To keep her finances in a good place she stays organised and experts say it's critical everyone takes time to regularly review their spending and saving habits.
Here's how our federal budget and your own household finances can be successfully managed in 2017 and beyond.
INCOME VERSUS SPENDING
According to the latest budget review, in 2016-17 the revenue generated is expected to reach $416.9 billion ($446.9b), an increase of 5.2 per cent on the previous year.
However total expenses for 2016-17 are expected to exceed earnings, climbing to A$450.6b which means we are spending more than we earn.
This is never good.
In 2016-17 it was expected the government would rake in about A$201.3b from individual income tax, the biggest money earner followed by company and resource taxes (A$71b.)
Of the earnings a large chunk was forecast to be spent on social security and welfare (A$158.6b) and health (A$71.4b).
This year's budget is a long way off reaching a surplus, which instead has been set for 2020-21 but many Australians have heard this for years now so may remain sceptical around whether it can actually happen.
The government is already looking at ways to rake in extra money, this includes getting university students to pay back their debts quicker.
So while balancing the books by the Government still has a long way to go, budgets in the home also need to be addressed.
Ms Shourbaji said she watches her budget closely and tries to stick to buying Australian brands to support local businesses.
"I try to plan meals for the week and only buy what I need to try and avoid overspending," she said.
"I would also love to be able to buy all organic but it's just not financially viable for me to do so."
She sticks to a strict shopping list and hunts around for competitive deals for other household costs including her utility bills to ensure she's getting a good price across her various expenses.
DEBT
Not all debt is bad.
But importantly, whether it's the politicians or whoever is running your household finances, killing bad debt is key.
Good debt is deemed as debt for major assets including roads, energy and broadband projects which can help boost the economy.
Bad debt is when the government is paying for basic annual costs of services the Government provides.
Figures by NATSEM show in 2015-16 the estimated net public debt was tipped to be around A$278b or around 17 per cent of total GDP.
Their findings showed the amount each Australian carries in public debt is more than A$11,000 or the equivalent to about 12 weeks of full work.
Tribeca Financial's chief executive officer Ryan Watson said people should steer clear of bad debts such as credit card wherever possible and if they do have a card it should not have a limit any higher than A$3000.
"All credit debt should be paid off on a monthly basis - no exceptions," he said.
"High interest debt such as credit cards drown the financial aspirations of tens of thousands of Australians each year.
"The best way for a household to manage and pay down debts is by using structure, structures create discipline and greatly enhance a household's chance of achieving its goals."
Mrs Shourbaji said her home loan is her biggest expense and she used a mortgage broker to ensure she was getting a good deal.
When it comes to bad debt she decided to get rid of her credit card.
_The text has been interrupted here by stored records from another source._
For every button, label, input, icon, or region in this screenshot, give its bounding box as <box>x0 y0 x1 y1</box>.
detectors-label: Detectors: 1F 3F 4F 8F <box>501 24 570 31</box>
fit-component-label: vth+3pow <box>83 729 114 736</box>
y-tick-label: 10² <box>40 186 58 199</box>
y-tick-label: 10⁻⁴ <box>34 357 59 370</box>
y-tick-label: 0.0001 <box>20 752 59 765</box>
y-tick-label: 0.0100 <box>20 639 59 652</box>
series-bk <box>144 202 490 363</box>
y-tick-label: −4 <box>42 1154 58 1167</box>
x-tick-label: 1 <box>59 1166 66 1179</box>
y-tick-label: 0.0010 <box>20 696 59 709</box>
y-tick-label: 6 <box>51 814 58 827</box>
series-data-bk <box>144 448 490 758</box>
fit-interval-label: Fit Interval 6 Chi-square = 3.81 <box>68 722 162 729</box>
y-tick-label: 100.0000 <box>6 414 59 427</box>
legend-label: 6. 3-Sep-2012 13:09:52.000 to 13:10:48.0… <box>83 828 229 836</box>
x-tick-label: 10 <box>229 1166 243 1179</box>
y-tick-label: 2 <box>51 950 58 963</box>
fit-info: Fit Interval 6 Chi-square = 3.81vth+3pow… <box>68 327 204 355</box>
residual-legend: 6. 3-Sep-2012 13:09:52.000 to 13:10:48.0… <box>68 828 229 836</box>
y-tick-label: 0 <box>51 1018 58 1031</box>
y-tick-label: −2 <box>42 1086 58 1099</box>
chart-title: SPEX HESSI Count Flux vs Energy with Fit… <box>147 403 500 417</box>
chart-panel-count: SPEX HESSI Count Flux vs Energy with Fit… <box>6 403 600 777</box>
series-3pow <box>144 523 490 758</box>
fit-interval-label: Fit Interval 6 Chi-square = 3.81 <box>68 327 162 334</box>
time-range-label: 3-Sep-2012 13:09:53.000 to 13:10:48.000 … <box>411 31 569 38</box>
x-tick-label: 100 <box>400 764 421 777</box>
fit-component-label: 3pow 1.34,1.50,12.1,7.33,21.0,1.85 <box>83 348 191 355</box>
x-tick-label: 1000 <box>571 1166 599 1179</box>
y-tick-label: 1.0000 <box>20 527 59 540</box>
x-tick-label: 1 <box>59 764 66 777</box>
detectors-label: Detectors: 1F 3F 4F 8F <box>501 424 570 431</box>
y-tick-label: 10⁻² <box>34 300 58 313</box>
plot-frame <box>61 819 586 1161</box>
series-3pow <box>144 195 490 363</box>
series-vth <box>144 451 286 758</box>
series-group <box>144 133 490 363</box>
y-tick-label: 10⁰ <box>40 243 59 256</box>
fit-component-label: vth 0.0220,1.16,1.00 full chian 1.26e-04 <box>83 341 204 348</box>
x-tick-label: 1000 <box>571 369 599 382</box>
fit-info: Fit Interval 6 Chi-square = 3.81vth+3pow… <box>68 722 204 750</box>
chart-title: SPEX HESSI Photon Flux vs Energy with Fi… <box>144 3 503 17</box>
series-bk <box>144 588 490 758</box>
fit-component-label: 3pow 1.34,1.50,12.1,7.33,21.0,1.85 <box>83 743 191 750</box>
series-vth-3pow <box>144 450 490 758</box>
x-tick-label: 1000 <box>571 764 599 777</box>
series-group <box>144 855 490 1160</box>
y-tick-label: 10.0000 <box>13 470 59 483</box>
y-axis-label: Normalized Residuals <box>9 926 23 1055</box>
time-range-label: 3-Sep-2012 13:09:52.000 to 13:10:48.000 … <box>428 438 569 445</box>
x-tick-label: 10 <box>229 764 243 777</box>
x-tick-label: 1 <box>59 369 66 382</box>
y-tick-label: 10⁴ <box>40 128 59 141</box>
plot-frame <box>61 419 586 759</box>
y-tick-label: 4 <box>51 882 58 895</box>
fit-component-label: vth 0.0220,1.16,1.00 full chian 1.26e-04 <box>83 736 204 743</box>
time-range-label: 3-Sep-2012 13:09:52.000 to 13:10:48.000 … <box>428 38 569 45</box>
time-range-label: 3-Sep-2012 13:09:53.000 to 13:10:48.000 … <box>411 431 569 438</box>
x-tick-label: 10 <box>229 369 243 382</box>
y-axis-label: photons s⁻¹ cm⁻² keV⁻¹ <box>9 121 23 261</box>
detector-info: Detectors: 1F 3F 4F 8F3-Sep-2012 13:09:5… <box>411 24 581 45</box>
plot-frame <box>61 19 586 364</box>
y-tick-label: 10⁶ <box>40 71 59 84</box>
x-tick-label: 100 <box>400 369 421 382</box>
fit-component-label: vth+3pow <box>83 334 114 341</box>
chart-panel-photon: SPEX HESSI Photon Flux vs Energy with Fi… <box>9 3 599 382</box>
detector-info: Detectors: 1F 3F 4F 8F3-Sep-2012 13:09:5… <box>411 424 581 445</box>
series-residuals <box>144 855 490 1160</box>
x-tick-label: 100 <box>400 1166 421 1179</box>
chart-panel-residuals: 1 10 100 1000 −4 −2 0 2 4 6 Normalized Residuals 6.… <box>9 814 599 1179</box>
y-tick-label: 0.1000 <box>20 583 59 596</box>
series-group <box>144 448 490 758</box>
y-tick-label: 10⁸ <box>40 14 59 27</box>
"I had a credit card years ago and used it badly so I ended up cutting it up," she said.
When it comes to home loan debt - good debt - Mr Watson said borrowers should not have mortgage debt that is more than 80 per cent of the value of their home or "anymore is usually a recipe for disaster."
INVESTMENT
Ahead of the Budget there's been already some attention gained on ways to encourage first home buyers to try and crack into the market, which is turn is a long-term investment.
This includes giving them generous tax breaks by allowing them to direct pre-tax income into a savings account to help them get their foot on the property ladder.
Under that scheme, hopeful property buyers could contribute just A$5000 of their pre-tax earnings into a savings account, effectively reducing their taxable income by A$5000 in that year.
An additional A$5000 a year post-tax income could be added to the account, taxed at a concessional rate.
Mortgage Choice spokesman John Flavell said "anything that can be done to help first home buyers achieve their property dreams should be welcomed."
But he warned entry-level buyers should adopt other strategies to ensure they have a long-term goal to invest their money into property.
"First home buyers need to be prepared to implement a few other savings strategies, like saving a specific amount of their wage; cutting back on unnecessary extras (like overseas holidays or new cars); and choosing to live in affordable accommodation," he said.
"In addition, first home buyers need to be savvy with where they put their money."
Each year the Federal Government releases its planned spending in key areas including agriculture, defence, science, export trade agreements, youth and combating tax avoidance which in turn is hoped to deliver investments for the nation.
But for Aussies focusing on their super or their own long-term investment - which has gone largely untouched so far in the budget lead-up - education is one of they keys to achieving financial success.
Already announced is that students will have to start paying back their education debts sooner following with the income threshold that is must start to be paid back from falling from A$55,000 to A$42,000 meaning the sooner graduates start earning the sooner they will have to pay back their debts.
Mrs Shourbaji said from the Federal Budget she would like to see more funding for schools to "allow for more teacher aides to be available in the early year level, especially prep to year 2."
"It's an extremely demanding job for a teacher to give every student the attention they need and without extra help some children will inevitably be missing out."
Overall a good guide for people is to try and save at least 10 per cent of their income or invest it elsewhere.